Rating: ![4 stars](http://www.reviewfocus.com/images/stars-4-0.gif) Summary: Twin journeys very satisfying Review: King follows in the desperate footsteps of Captain Riley and his marooned crew -- and in the end almost replicates as their struggle for survive and sanity. King lives out their story in his head while tracing their paths through the cruel sands. Well done. An interesting contrast is Peter Hillary's diabolical attempt to complete Captain Robert Scott's famous fatal journey -- chronicled in the beguiling and very different IN THE GHOST COUNTRY -- and nearly ended up repeating it. What makes Hillary's book both important and effective is its exploration of the inner life, of fear and guilt and loneliness, which thereby makes it a book that anyone with half a brain and a full heart can relate to. A great one.

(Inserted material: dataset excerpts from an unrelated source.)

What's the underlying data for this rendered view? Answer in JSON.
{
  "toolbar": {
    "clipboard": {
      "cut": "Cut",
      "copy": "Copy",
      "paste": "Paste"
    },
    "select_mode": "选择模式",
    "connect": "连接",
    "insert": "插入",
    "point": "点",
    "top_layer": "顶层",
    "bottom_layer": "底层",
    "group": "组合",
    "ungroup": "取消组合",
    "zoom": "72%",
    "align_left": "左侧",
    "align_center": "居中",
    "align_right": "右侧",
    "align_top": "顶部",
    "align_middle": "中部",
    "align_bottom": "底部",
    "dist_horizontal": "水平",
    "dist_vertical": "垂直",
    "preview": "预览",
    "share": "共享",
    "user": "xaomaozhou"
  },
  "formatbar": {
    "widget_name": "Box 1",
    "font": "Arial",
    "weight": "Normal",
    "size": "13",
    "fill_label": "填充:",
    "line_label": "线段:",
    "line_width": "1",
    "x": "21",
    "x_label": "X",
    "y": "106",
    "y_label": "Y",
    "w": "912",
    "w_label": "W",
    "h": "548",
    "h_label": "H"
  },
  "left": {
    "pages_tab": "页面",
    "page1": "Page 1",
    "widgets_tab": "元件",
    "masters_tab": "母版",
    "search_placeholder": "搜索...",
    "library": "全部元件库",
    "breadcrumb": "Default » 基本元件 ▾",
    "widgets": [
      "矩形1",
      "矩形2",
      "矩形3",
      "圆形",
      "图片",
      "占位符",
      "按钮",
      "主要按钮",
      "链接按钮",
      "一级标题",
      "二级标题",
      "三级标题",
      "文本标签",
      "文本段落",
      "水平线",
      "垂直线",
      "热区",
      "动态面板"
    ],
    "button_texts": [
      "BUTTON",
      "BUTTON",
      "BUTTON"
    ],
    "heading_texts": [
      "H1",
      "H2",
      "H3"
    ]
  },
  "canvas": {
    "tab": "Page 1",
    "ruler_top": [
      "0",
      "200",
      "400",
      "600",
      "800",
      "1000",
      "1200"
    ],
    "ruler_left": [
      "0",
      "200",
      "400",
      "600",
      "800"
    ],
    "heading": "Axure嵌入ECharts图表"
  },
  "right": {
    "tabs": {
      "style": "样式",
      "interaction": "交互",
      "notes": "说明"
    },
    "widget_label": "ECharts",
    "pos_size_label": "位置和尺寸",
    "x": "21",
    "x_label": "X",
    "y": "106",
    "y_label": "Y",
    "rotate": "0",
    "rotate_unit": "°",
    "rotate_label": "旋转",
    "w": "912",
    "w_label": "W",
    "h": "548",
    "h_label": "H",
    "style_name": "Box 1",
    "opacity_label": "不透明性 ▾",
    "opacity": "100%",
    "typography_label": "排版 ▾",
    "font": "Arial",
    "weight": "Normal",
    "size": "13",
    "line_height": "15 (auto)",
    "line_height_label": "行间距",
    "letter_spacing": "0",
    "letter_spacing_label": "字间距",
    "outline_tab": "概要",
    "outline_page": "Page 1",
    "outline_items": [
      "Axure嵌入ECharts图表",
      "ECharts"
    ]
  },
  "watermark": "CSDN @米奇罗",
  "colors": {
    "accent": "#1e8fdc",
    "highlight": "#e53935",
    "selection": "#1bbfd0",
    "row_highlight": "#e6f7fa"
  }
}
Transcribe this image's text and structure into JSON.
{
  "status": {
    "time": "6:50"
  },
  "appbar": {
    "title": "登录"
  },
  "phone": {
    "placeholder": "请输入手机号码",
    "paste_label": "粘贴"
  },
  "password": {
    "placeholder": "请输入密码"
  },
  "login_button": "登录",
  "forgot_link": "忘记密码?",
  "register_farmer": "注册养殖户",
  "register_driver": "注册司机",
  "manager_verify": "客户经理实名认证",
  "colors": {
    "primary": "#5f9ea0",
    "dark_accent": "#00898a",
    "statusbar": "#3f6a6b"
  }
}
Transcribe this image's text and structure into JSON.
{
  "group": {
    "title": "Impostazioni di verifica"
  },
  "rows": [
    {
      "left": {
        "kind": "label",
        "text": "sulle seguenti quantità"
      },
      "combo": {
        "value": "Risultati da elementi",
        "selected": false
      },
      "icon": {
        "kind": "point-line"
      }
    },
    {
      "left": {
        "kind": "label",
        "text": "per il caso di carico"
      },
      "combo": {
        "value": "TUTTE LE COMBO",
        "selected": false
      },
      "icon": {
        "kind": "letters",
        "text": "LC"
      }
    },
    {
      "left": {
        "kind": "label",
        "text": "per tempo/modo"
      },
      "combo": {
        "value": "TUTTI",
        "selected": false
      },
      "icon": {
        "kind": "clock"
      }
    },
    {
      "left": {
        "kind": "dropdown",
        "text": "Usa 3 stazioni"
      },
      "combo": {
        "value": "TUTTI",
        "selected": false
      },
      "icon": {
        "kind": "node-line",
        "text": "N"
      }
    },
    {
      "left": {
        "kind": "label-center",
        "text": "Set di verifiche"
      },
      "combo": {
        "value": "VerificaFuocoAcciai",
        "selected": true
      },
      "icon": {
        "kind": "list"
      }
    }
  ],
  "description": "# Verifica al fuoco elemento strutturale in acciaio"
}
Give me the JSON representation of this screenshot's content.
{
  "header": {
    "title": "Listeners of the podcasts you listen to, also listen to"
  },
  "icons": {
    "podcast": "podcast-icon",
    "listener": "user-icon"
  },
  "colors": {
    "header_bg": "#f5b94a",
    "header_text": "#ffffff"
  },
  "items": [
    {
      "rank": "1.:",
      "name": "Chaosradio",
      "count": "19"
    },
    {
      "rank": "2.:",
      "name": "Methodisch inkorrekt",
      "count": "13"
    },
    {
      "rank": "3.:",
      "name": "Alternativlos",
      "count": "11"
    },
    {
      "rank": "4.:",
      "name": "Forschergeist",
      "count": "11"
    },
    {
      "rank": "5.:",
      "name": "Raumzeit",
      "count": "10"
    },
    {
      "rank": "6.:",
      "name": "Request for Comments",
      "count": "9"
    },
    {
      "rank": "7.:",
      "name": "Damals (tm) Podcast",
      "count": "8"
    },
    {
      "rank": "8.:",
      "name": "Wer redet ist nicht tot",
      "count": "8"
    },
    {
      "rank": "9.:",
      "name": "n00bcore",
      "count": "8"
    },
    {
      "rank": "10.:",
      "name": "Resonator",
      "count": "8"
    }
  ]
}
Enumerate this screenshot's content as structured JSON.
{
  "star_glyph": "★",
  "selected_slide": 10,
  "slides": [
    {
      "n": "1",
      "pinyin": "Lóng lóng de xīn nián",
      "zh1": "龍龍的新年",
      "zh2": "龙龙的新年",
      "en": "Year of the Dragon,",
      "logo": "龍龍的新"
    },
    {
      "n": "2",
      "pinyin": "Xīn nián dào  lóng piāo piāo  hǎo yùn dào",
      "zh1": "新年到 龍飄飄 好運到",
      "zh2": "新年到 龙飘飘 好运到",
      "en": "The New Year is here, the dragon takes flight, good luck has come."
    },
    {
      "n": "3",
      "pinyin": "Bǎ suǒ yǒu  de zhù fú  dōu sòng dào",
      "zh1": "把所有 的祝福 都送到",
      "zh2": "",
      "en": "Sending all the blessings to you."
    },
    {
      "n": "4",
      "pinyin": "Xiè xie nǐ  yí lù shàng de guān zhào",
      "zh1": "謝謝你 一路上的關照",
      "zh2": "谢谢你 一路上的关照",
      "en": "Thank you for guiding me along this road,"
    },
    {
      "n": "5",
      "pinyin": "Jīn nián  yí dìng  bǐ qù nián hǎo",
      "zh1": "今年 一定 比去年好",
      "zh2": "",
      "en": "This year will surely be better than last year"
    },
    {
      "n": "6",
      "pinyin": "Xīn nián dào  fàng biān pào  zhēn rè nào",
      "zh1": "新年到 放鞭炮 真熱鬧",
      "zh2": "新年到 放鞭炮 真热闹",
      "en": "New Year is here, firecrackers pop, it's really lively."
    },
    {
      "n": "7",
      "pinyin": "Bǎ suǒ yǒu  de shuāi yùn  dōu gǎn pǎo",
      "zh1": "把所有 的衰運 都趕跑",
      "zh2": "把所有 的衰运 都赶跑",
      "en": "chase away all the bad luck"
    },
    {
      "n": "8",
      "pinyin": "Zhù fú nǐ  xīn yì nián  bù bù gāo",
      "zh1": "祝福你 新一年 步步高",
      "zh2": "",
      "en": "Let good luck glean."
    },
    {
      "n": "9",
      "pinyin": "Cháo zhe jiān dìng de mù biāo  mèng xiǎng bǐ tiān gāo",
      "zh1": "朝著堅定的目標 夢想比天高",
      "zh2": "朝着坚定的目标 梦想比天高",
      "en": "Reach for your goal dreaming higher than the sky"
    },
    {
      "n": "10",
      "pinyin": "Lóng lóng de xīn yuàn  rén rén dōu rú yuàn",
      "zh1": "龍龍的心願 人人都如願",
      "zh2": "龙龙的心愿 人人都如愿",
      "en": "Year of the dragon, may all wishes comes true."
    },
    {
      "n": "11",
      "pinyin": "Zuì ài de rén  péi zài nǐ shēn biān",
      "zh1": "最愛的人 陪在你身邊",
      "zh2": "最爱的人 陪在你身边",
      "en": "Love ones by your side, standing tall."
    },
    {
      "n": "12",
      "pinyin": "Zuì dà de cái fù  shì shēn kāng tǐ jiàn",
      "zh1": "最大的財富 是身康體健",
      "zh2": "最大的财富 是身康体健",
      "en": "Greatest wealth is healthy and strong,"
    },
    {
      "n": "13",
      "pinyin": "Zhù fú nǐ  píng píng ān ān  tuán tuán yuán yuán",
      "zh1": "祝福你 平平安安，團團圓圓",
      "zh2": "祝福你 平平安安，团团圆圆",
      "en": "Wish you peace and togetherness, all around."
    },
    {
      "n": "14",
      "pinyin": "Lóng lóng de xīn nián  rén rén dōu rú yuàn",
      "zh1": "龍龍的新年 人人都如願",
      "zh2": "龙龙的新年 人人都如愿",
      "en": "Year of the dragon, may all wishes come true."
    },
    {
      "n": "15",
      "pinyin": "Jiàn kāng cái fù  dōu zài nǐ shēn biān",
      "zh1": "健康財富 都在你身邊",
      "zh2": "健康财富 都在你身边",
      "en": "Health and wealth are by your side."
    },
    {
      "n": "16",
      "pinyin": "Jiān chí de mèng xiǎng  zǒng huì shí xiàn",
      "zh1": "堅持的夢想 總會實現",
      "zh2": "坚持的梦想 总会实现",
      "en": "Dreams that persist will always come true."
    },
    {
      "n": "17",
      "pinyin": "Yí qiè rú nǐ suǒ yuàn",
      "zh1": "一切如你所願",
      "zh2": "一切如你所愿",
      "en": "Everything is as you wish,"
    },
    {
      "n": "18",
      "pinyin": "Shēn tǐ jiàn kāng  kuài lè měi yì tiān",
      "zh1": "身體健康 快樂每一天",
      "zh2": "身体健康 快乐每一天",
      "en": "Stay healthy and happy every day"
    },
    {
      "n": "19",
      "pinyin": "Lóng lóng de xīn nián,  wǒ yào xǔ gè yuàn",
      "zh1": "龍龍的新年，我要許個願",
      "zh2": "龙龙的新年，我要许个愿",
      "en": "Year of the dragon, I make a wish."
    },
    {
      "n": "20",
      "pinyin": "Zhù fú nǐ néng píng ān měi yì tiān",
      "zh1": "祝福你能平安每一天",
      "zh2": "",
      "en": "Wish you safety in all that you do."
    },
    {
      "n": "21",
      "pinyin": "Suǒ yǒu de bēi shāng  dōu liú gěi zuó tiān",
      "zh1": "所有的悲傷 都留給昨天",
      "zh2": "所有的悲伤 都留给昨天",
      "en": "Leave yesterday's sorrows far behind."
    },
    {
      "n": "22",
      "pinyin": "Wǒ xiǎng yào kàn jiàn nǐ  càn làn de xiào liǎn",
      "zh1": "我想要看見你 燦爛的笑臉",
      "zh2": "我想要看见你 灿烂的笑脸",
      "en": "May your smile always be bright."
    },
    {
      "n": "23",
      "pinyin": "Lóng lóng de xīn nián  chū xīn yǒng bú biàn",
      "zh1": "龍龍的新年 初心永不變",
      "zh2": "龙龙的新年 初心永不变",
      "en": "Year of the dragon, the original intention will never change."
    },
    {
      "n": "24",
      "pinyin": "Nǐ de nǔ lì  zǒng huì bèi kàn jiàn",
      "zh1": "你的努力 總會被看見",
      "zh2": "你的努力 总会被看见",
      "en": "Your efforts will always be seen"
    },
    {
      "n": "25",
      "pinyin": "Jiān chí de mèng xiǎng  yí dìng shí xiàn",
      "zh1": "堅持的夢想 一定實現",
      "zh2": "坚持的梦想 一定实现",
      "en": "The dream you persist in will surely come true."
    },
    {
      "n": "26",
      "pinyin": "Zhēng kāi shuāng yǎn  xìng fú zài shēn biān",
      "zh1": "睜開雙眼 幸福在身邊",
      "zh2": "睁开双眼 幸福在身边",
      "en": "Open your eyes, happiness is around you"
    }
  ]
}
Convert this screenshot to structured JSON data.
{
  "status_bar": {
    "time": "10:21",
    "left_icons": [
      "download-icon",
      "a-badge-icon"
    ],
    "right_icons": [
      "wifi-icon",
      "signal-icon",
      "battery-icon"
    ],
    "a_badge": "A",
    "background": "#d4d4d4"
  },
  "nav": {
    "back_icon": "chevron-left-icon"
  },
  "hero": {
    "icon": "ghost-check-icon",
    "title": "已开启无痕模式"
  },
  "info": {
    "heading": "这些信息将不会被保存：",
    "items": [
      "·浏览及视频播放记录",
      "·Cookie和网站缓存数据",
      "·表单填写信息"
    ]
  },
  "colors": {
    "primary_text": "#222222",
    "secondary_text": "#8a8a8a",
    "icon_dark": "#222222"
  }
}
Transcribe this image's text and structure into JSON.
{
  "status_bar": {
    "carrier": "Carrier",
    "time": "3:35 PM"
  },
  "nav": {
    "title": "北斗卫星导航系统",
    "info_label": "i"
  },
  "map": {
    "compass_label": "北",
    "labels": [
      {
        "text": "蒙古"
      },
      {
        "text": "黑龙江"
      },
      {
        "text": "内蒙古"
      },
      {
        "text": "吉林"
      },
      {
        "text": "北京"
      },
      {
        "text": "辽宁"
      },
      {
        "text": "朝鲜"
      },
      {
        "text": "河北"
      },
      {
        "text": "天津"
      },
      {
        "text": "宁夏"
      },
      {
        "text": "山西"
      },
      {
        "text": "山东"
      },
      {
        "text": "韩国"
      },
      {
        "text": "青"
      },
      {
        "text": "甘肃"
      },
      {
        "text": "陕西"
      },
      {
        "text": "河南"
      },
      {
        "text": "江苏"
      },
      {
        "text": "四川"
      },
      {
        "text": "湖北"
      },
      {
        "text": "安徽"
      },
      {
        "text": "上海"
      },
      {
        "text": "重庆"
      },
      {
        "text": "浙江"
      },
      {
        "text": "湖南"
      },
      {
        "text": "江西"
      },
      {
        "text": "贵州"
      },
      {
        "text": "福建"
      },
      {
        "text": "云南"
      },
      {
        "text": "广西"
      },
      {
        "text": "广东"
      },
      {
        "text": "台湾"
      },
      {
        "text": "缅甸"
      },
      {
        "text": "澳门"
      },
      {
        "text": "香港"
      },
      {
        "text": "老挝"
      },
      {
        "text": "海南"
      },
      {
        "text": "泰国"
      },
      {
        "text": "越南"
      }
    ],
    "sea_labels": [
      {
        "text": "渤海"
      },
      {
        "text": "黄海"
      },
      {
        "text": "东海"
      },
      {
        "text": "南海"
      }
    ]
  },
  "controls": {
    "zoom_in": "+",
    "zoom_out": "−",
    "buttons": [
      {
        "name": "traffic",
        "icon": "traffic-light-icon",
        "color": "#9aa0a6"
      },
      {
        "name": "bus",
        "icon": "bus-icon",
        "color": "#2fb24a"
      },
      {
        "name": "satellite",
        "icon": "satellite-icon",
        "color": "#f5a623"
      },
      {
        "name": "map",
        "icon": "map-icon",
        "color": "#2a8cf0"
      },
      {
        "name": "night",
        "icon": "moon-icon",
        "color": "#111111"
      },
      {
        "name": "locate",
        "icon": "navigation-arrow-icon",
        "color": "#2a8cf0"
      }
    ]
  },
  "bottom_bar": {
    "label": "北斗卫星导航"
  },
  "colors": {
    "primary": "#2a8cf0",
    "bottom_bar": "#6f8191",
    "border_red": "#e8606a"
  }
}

Rating: ![5 stars](http://www.reviewfocus.com/images/stars-5-0.gif) Summary: Starts late. Ends great. Review: QUICK REVIEW
This is a harsh but incredible book about a shipwrecked crew's fight for survival in the African desert. The book takes a few pages to really get going, but the crew's story is made vivid and powerful by a skillful author.
FULL REVIEW
The story the reader is expecting - of the men's ordeal as slaves on the desert - doesn't begin until page 101. That doesn't mean, however, that the events in the first hundred pages aren't engaging. The story of their struggle for survival starts much earlier. When their ship crashes, on page 46, the sailors are thrown into a desperate situation that only gets worse. From that point on things become so critical that they eventually have to choose whether it is worse to starve in the ocean on their own or risk death in the desert with the natives. Obviously we know which one they chose, but after living the harsh new life in the desert for a while, they honestly begin to wonder if they made the right decision. The beginning pages of the book, before the shipwreck, set up the story by giving us some of the history of the characters and the time period, and tells of their boat journey from Connecticut to Africa. Though not as enthralling as the later events, which are most definitely worth the wait, this background is helpful, especially in appreciating the ending. This is a well-crafted, well-written story that, by the end, leaves the reader amazed that anyone even survived to tell it. The sailors almost starve on the ocean, were forced to be slaves, often lived off of virtually only camel's milk and water (and even those in limited quantities), were forced to trek long distances on these meager provisions, and endured grueling heat by day and shivering cold at night. The author also did an incredible amount of research, yet this does not result in a dry or dull telling. On the contrary, once the story gets underway the pace never slows and the events are vividly told, keeping you turning the pages and never failing to hold your interest. Highly recommended.